Finding Outliers - Simple Statistical Way

Outliers? Why do we need them?
Too big or too small value is outlier in statistics. We need to consider outliers separately for good business decisions and beautiful graphs. Business decisions are mostly taken around (a) most frequent case OR around center of the population and (b) exceptions i.e. outliers and they are far away points from the center. My take is outliers should never be rejected from data but be treated as special cases for further analysis. Outliers may open new doors of possibilities.

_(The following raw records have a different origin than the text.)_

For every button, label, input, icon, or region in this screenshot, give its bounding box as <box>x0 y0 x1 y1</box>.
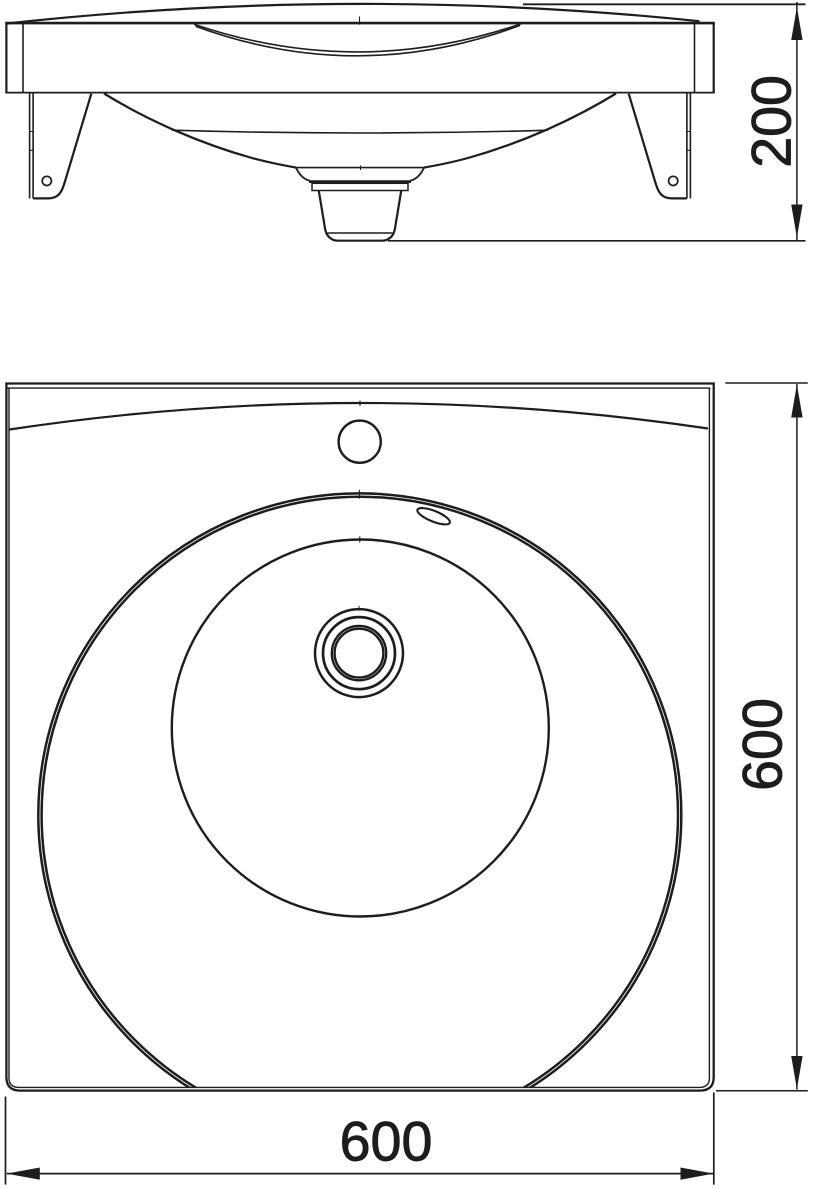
svg-text:200: 200 <box>740 75 802 168</box>
svg-text:600: 600 <box>731 698 793 791</box>
svg-text:600: 600 <box>340 1110 433 1172</box>
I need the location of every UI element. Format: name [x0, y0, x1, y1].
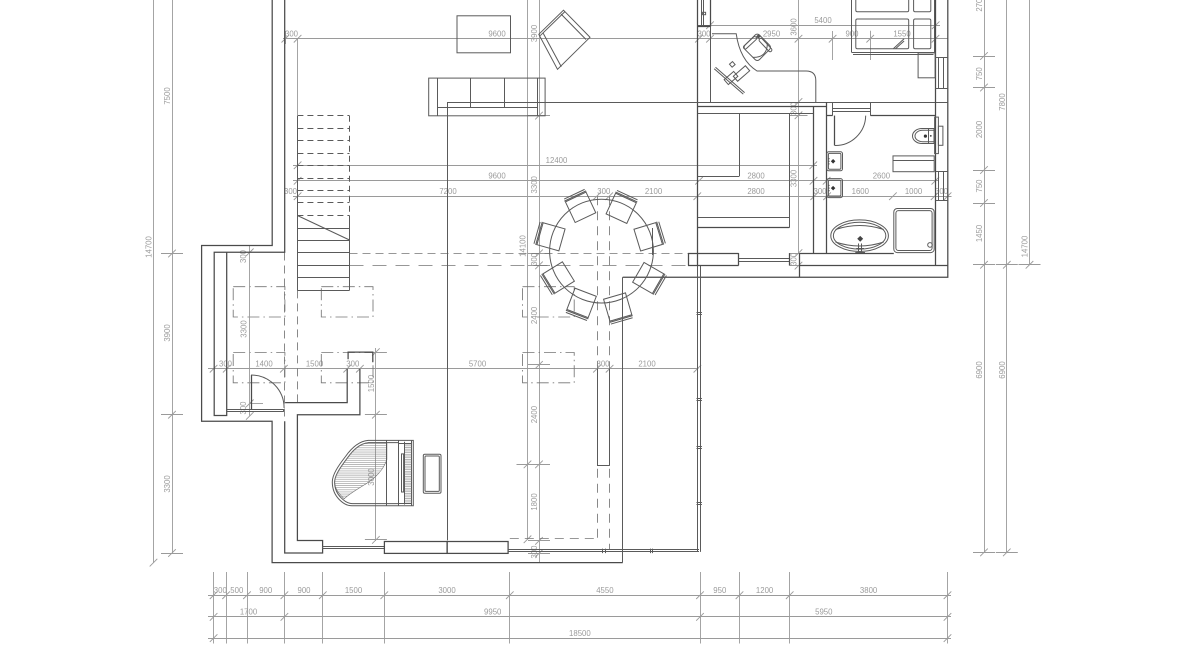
svg-text:500: 500: [230, 586, 244, 595]
svg-text:9950: 9950: [484, 608, 502, 617]
svg-text:2400: 2400: [530, 306, 539, 324]
svg-text:300: 300: [219, 360, 233, 369]
svg-text:300: 300: [697, 30, 711, 39]
svg-text:2100: 2100: [638, 360, 656, 369]
svg-text:3300: 3300: [530, 175, 539, 193]
svg-text:2100: 2100: [645, 187, 663, 196]
svg-text:2800: 2800: [747, 187, 765, 196]
svg-text:5400: 5400: [814, 16, 832, 25]
svg-text:300: 300: [813, 187, 827, 196]
svg-text:3300: 3300: [790, 169, 799, 187]
svg-text:5700: 5700: [469, 360, 487, 369]
svg-text:2800: 2800: [747, 172, 765, 181]
svg-text:300: 300: [214, 586, 228, 595]
svg-text:2950: 2950: [763, 30, 781, 39]
svg-text:300: 300: [597, 187, 611, 196]
svg-text:12400: 12400: [546, 156, 568, 165]
svg-text:3900: 3900: [163, 324, 172, 342]
svg-text:2000: 2000: [975, 120, 984, 138]
svg-text:300: 300: [285, 30, 299, 39]
svg-text:300: 300: [284, 187, 298, 196]
svg-text:14700: 14700: [1021, 235, 1030, 257]
svg-text:3000: 3000: [438, 586, 456, 595]
svg-text:1400: 1400: [255, 360, 273, 369]
svg-text:6900: 6900: [975, 361, 984, 379]
svg-text:3300: 3300: [239, 320, 248, 338]
svg-text:7500: 7500: [163, 87, 172, 105]
svg-text:5950: 5950: [815, 608, 833, 617]
svg-text:300: 300: [790, 252, 799, 266]
svg-text:300: 300: [790, 101, 799, 115]
svg-text:2700: 2700: [975, 0, 984, 12]
svg-text:900: 900: [297, 586, 311, 595]
svg-text:1000: 1000: [905, 187, 923, 196]
svg-text:750: 750: [975, 67, 984, 81]
svg-text:300: 300: [935, 187, 949, 196]
svg-text:1800: 1800: [530, 493, 539, 511]
svg-text:2600: 2600: [873, 172, 891, 181]
svg-text:1500: 1500: [345, 586, 363, 595]
svg-text:6900: 6900: [998, 361, 1007, 379]
svg-text:300: 300: [346, 360, 360, 369]
svg-text:3800: 3800: [860, 586, 878, 595]
svg-text:300: 300: [239, 249, 248, 263]
svg-text:900: 900: [845, 30, 859, 39]
svg-text:18500: 18500: [569, 629, 591, 638]
svg-text:1700: 1700: [240, 608, 258, 617]
svg-text:14700: 14700: [145, 235, 154, 257]
svg-text:3600: 3600: [790, 18, 799, 36]
svg-text:300: 300: [530, 252, 539, 266]
svg-text:750: 750: [975, 179, 984, 193]
svg-text:1600: 1600: [852, 187, 870, 196]
svg-text:900: 900: [259, 586, 273, 595]
svg-text:300: 300: [239, 401, 248, 415]
svg-text:3900: 3900: [530, 24, 539, 42]
svg-text:3300: 3300: [163, 475, 172, 493]
svg-text:9600: 9600: [488, 30, 506, 39]
svg-text:9600: 9600: [488, 172, 506, 181]
svg-text:2400: 2400: [530, 405, 539, 423]
svg-text:950: 950: [713, 586, 727, 595]
svg-text:7800: 7800: [998, 93, 1007, 111]
svg-text:4550: 4550: [596, 586, 614, 595]
svg-text:1450: 1450: [975, 224, 984, 242]
svg-text:300: 300: [596, 360, 610, 369]
svg-text:1200: 1200: [756, 586, 774, 595]
svg-text:7200: 7200: [439, 187, 457, 196]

The most common way to find an outlier is by using quartiles or percentiles. Quartile 1(Q1) == 25th Percentile,Quartile 2(Q2) == Median == 50th Percentile & Quartile 3(Q3) == 75th Percentile. To find out the accepted data range we need to find the spread of the data and most of the times it is done using either by Standard Variation or by IQR(Interquartile Range) i.e. (Q3-Q1) in simple way. Below figure gives the simple formula to find the outlier.
In simplest way any data point which is out of the (Q1 - 1.5 * IQR) and (Q3 + 1.5 * IQR) they can be treated for outlier analysis. There are many other methods but this one makes most sense based on common business analysis. This 1.5 is statistically negotiated value i.e. constant.